植被河段宽级配泥沙分选造床与河势变迁动力机制研究

Vegetation commonly occurs on banks and sediment bars of mountain ephemeral rivers. Through modifying the flow characteristics, vegetation tends to affect the characteristics of bed sediment sorting and river morphological change as well as pattern transformation. Numerous existing studies have investigated and explored the two-dimensional characteristics of vegetated flows, and sediment transport and river morphological change are based on uniform sediment motion theory. The gained knowledge of hydrodynamics and sediment and river morphological dynamics, however, may not be properly applicable to natural rivers, particularly mountain rivers with wide particle-size distribution. Due to such uncertainty, this research project aims to investigate the three-dimensional hydrodynamics of vegetated rivers, including flow velocity distribution, turbulent characteristics, secondary flow pattern and transfer of momentum and energy. These flow characteristics are expected to have important implications on the understanding of sediment-related characteristics. In addition, bed scour experiments are carried out to investigate sediment sorting, river morphological change and pattern transformation in vegetated rivers. The gained hydrodynamics are generalized and used to develop a three-dimensional turbulence model. The model is employed to simulate the three-dimensional flow structure and pattern rationally and accurately. This research project is expected to overcome the uncertainty that two-dimensional flow structure cannot accurately account for three-dimensional flow behaviors and the associated sediment motion and river morphological processes in real scenarios. The gained hydrodynamics, sediment dynamics, and river dynamics can reveal the intrinsic interaction of flow structure, sediment sorting and river pattern transformation in vegetated rivers. The results can provide significant implications and applications on ecosystem restoration and flood-sediment-related disaster prevention in mountain rivers.

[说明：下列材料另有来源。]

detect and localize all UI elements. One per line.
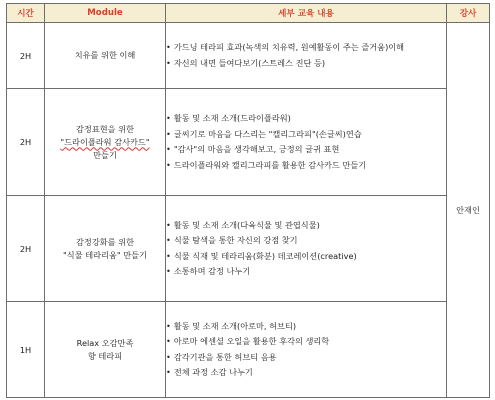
detail-item: • 활동 및 소재 소개(드라이플라워) bbox=[166, 111, 446, 127]
table-row bbox=[7, 23, 490, 89]
module-line: 만들기 bbox=[93, 149, 117, 160]
detail-item: • 활동 및 소재 소개(아로마, 허브티) bbox=[166, 319, 446, 335]
table-row bbox=[7, 89, 490, 196]
header-time: 시간 bbox=[7, 4, 45, 23]
time-cell: 2H bbox=[7, 89, 45, 196]
detail-cell bbox=[166, 302, 447, 398]
header-module: Module bbox=[45, 4, 166, 23]
module-line: "드라이플라워 감사카드" bbox=[60, 136, 150, 147]
detail-cell bbox=[166, 23, 447, 89]
header-row bbox=[7, 4, 490, 23]
detail-item: • 활동 및 소재 소개(다육식물 및 관엽식물) bbox=[166, 218, 446, 234]
time-cell: 2H bbox=[7, 23, 45, 89]
detail-item: • 드라이플라워와 캘리그라피를 활용한 감사카드 만들기 bbox=[166, 158, 446, 174]
detail-item: • 글씨기로 마음을 다스리는 "캘리그라피"(손글씨)연습 bbox=[166, 127, 446, 143]
module-line: 치유를 위한 이해 bbox=[74, 50, 136, 60]
detail-cell bbox=[166, 196, 447, 302]
detail-item: • 식물 식재 및 테라리움(화분) 데코레이션(creative) bbox=[166, 249, 446, 265]
module-cell bbox=[45, 196, 166, 302]
module-cell bbox=[45, 302, 166, 398]
module-line: 향 테라피 bbox=[87, 350, 123, 361]
detail-item: • 식물 탐색을 통한 자신의 강점 찾기 bbox=[166, 233, 446, 249]
header-instructor: 강사 bbox=[447, 4, 490, 23]
module-cell bbox=[45, 89, 166, 196]
curriculum-table bbox=[6, 3, 490, 398]
table-row bbox=[7, 302, 490, 398]
time-cell: 1H bbox=[7, 302, 45, 398]
detail-item: • 자신의 내면 들여다보기(스트레스 진단 등) bbox=[166, 56, 446, 72]
detail-item: • 가드닝 테라피 효과(녹색의 치유력, 원예활동이 주는 즐거움)이해 bbox=[166, 40, 446, 56]
detail-item: • 감각기관을 통한 허브티 음용 bbox=[166, 350, 446, 366]
header-detail: 세부 교육 내용 bbox=[166, 4, 447, 23]
detail-item: • 전체 과정 소감 나누기 bbox=[166, 365, 446, 381]
module-cell bbox=[45, 23, 166, 89]
detail-cell bbox=[166, 89, 447, 196]
detail-item: • 아로마 에센셜 오일을 활용한 후각의 생리학 bbox=[166, 334, 446, 350]
table-row bbox=[7, 196, 490, 302]
time-cell: 2H bbox=[7, 196, 45, 302]
module-line: 감정강화를 위한 bbox=[76, 236, 134, 247]
module-line: 감정표현을 위한 bbox=[76, 123, 134, 134]
detail-item: • "감사"의 마음을 생각해보고, 긍정의 글귀 표현 bbox=[166, 142, 446, 158]
instructor-cell: 안재인 bbox=[447, 23, 490, 398]
module-line: Relax 오감만족 bbox=[76, 337, 134, 348]
detail-item: • 소통하며 감정 나누기 bbox=[166, 264, 446, 280]
module-line: "식물 테라리움" 만들기 bbox=[63, 249, 147, 260]
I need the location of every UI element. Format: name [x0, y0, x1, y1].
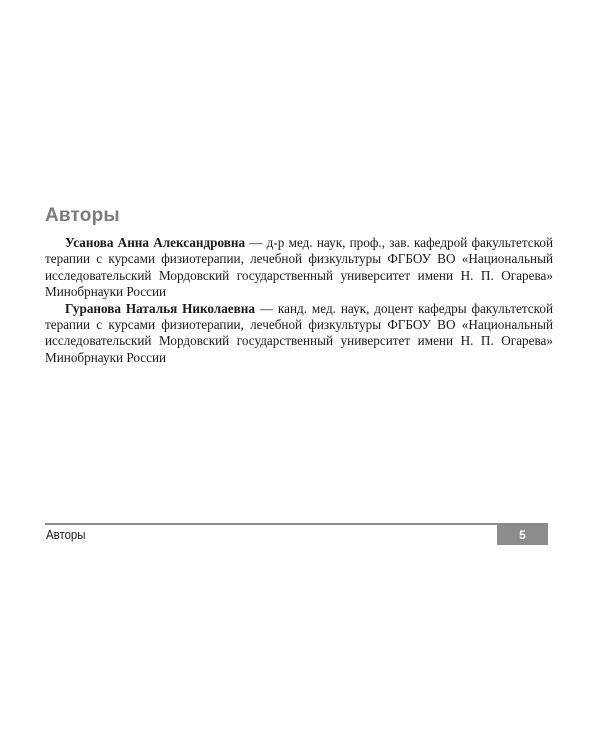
- footer-section-label: Авторы: [46, 527, 86, 542]
- author-name: Гуранова Наталья Николаевна: [65, 300, 255, 316]
- section-title: Авторы: [45, 205, 120, 226]
- authors-list: [45, 235, 553, 366]
- author-entry: [45, 301, 553, 367]
- footer-rule: [45, 523, 548, 525]
- author-entry: [45, 235, 553, 301]
- page-number: 5: [497, 525, 548, 545]
- author-description: — канд. мед. наук, доцент кафедры факультетской терапии с курсами физиотерапии, лечебной физкультуры ФГБОУ ВО «Национальный исследовательский Мордовский государственный университет имени Н. П. Огарева» Минобрнауки России: [45, 300, 554, 365]
- author-description: — д-р мед. наук, проф., зав. кафедрой факультетской терапии с курсами физиотерапии, лечебной физкультуры ФГБОУ ВО «Национальный исследовательский Мордовский государственный университет имени Н. П. Огарева» Минобрнауки России: [45, 235, 554, 300]
- author-name: Усанова Анна Александровна: [65, 235, 246, 250]
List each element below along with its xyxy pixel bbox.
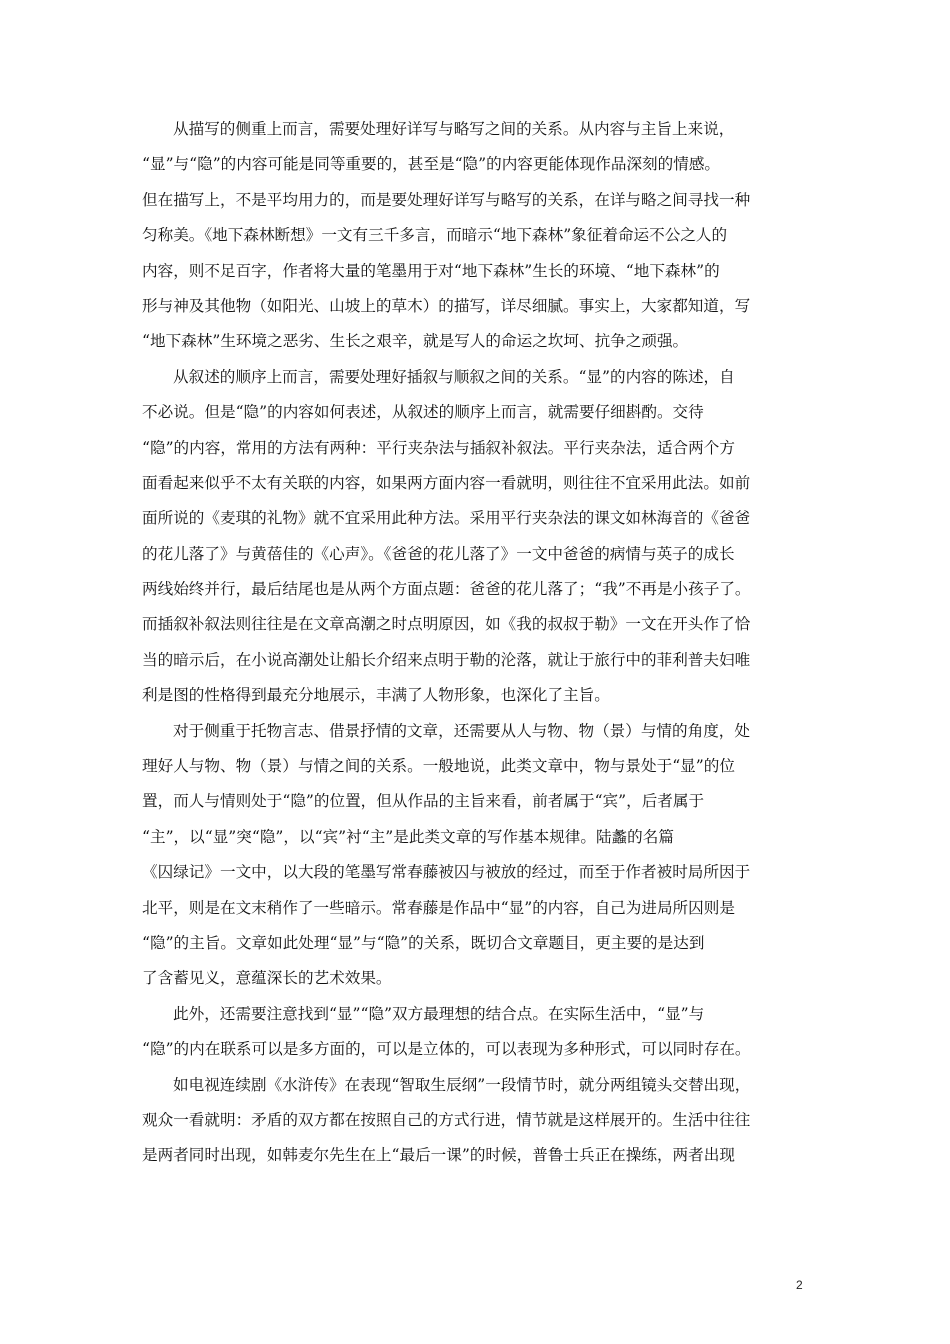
text-line: 从叙述的顺序上而言，需要处理好插叙与顺叙之间的关系。“显”的内容的陈述，自: [173, 367, 735, 386]
text-line: “隐”的内在联系可以是多方面的，可以是立体的，可以表现为多种形式，可以同时存在。: [142, 1040, 751, 1059]
text-line: 面看起来似乎不太有关联的内容，如果两方面内容一看就明，则往往不宜采用此法。如前: [142, 473, 751, 492]
text-line: 《囚绿记》一文中，以大段的笔墨写常春藤被囚与被放的经过，而至于作者被时局所因于: [142, 863, 751, 882]
text-line: “显”与“隐”的内容可能是同等重要的，甚至是“隐”的内容更能体现作品深刻的情感。: [142, 155, 721, 174]
text-line: 当的暗示后，在小说高潮处让船长介绍来点明于勒的沦落，就让于旅行中的菲利普夫妇唯: [142, 650, 751, 669]
text-line: 北平，则是在文末稍作了一些暗示。常春藤是作品中“显”的内容，自己为进局所囚则是: [142, 898, 735, 917]
text-line: 利是图的性格得到最充分地展示，丰满了人物形象，也深化了主旨。: [142, 686, 610, 705]
page-number: 2: [796, 1278, 803, 1292]
text-line: 此外，还需要注意找到“显”“隐”双方最理想的结合点。在实际生活中，“显”与: [173, 1004, 705, 1023]
text-line: 不必说。但是“隐”的内容如何表述，从叙述的顺序上而言，就需要仔细斟酌。交待: [142, 403, 704, 422]
text-line: 了含蓄见义，意蕴深长的艺术效果。: [142, 969, 392, 988]
text-line: 置，而人与情则处于“隐”的位置，但从作品的主旨来看，前者属于“宾”，后者属于: [142, 792, 705, 811]
text-line: 面所说的《麦琪的礼物》就不宜采用此种方法。采用平行夹杂法的课文如林海音的《爸爸: [142, 509, 751, 528]
paragraph: [142, 112, 818, 360]
text-line: 但在描写上，不是平均用力的，而是要处理好详写与略写的关系，在详与略之间寻找一种: [142, 190, 751, 209]
text-line: 形与神及其他物（如阳光、山坡上的草木）的描写，详尽细腻。事实上，大家都知道，写: [142, 296, 751, 315]
text-line: 而插叙补叙法则往往是在文章高潮之时点明原因，如《我的叔叔于勒》一文在开头作了恰: [142, 615, 751, 634]
text-line: 对于侧重于托物言志、借景抒情的文章，还需要从人与物、物（景）与情的角度，处: [173, 721, 750, 740]
text-line: 如电视连续剧《水浒传》在表现“智取生辰纲”一段情节时，就分两组镜头交替出现，: [173, 1075, 751, 1094]
text-line: 是两者同时出现，如韩麦尔先生在上“最后一课”的时候，普鲁士兵正在操练，两者出现: [142, 1146, 735, 1165]
paragraph: [142, 997, 818, 1068]
text-line: “地下森林”生环境之恶劣、生长之艰辛，就是写人的命运之坎坷、抗争之顽强。: [142, 332, 689, 351]
text-line: 两线始终并行，最后结尾也是从两个方面点题：爸爸的花儿落了；“我”不再是小孩子了。: [142, 580, 751, 599]
text-line: “隐”的内容，常用的方法有两种：平行夹杂法与插叙补叙法。平行夹杂法，适合两个方: [142, 438, 735, 457]
text-line: 理好人与物、物（景）与情之间的关系。一般地说，此类文章中，物与景处于“显”的位: [142, 757, 735, 776]
text-line: 内容，则不足百字，作者将大量的笔墨用于对“地下森林”生长的环境、“地下森林”的: [142, 261, 720, 280]
text-line: 匀称美。《地下森林断想》一文有三千多言，而暗示“地下森林”象征着命运不公之人的: [142, 226, 728, 245]
text-line: “隐”的主旨。文章如此处理“显”与“隐”的关系，既切合文章题目，更主要的是达到: [142, 933, 705, 952]
text-line: 的花儿落了》与黄蓓佳的《心声》。《爸爸的花儿落了》一文中爸爸的病情与英子的成长: [142, 544, 735, 563]
paragraph: [142, 1068, 818, 1174]
text-line: 从描写的侧重上而言，需要处理好详写与略写之间的关系。从内容与主旨上来说，: [173, 120, 735, 138]
text-line: 观众一看就明：矛盾的双方都在按照自己的方式行进，情节就是这样展开的。生活中往往: [142, 1110, 751, 1129]
paragraph: [142, 714, 818, 997]
text-line: “主”，以“显”突“隐”，以“宾”衬“主”是此类文章的写作基本规律。陆蠡的名篇: [142, 827, 674, 846]
paragraph: [142, 360, 818, 714]
body-text: [142, 112, 818, 1174]
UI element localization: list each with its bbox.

山区季节性河流的河岸、洲滩植被丛生，显著影响植被河段局部水流结构，进而改变了宽级配床沙分选规律及河床冲淤变化与河势变迁。本项目突破前人常用的二维植被水流分析方法和均匀沙试验手段，通过详细测量植被河段三维水流结构（流速分布、紊动特性、二次流形态，动能量交换转移）和宽级配河床冲淤变形与河势变化，结合自主研发的“植被－水流－泥沙”三维数值模拟方法，系统研究含岸边植被的三维水流结构和植被河段宽级配非均匀沙分选与河床冲淤变形规律，从而弥补平面二维水流方法无法探究的植被水流三维垂向结构及泥沙分选和河床变形研究的不足，以揭示植被河段“水流结构－床沙分选－河势变迁”相互作用的内在动力机制。该研究成果对于山区河流植物宽级配河段的生态环境保护和水沙灾害防治具有重要的理论意义和应用实践价值。

山区季节性河流的河岸、洲滩植被丛生，显著影响植被河段局部水流结构，进而改变了宽级配床沙分选规律及河床冲淤变化与河势变迁。本项目突破前人常用的二维植被水流分析方法和均匀沙试验手段，通过详细测量植被河段三维水流结构（流速分布、紊动特性、二次流形态，动能量交换转移）和宽级配河床冲淤变形与河势变化，结合 “植被－水流－泥沙”数值模拟方法，系统研究含岸边植被的三维水流结构和植被河段宽级配非均匀沙分选与河床冲淤变形规律，从而弥补平面二维水流方法无法探究的植被水流三维垂向结构及泥沙分选和河床变形研究的不足，揭示了植被河段“水流结构－床沙分选－河势变迁”相互作用的内在动力机制。经过三年的实施，依据研究计划、研究主要内容、研究目标等，顺利完成了项目，并取得了良好的研究成果。受本项目资助，以一作/通讯共发表了10篇高水平学术论文，其中SCI论文8篇、EI论文2篇，包括Water Resources Research, Journal of Hydrology, Catena, Hydrological Processes等顶级期刊，撰写了2项发明专利。本项目研究成果对于山区河流植物宽级配河段的生态环境保护和水沙灾害防治具有重要的理论意义和应用实践价值。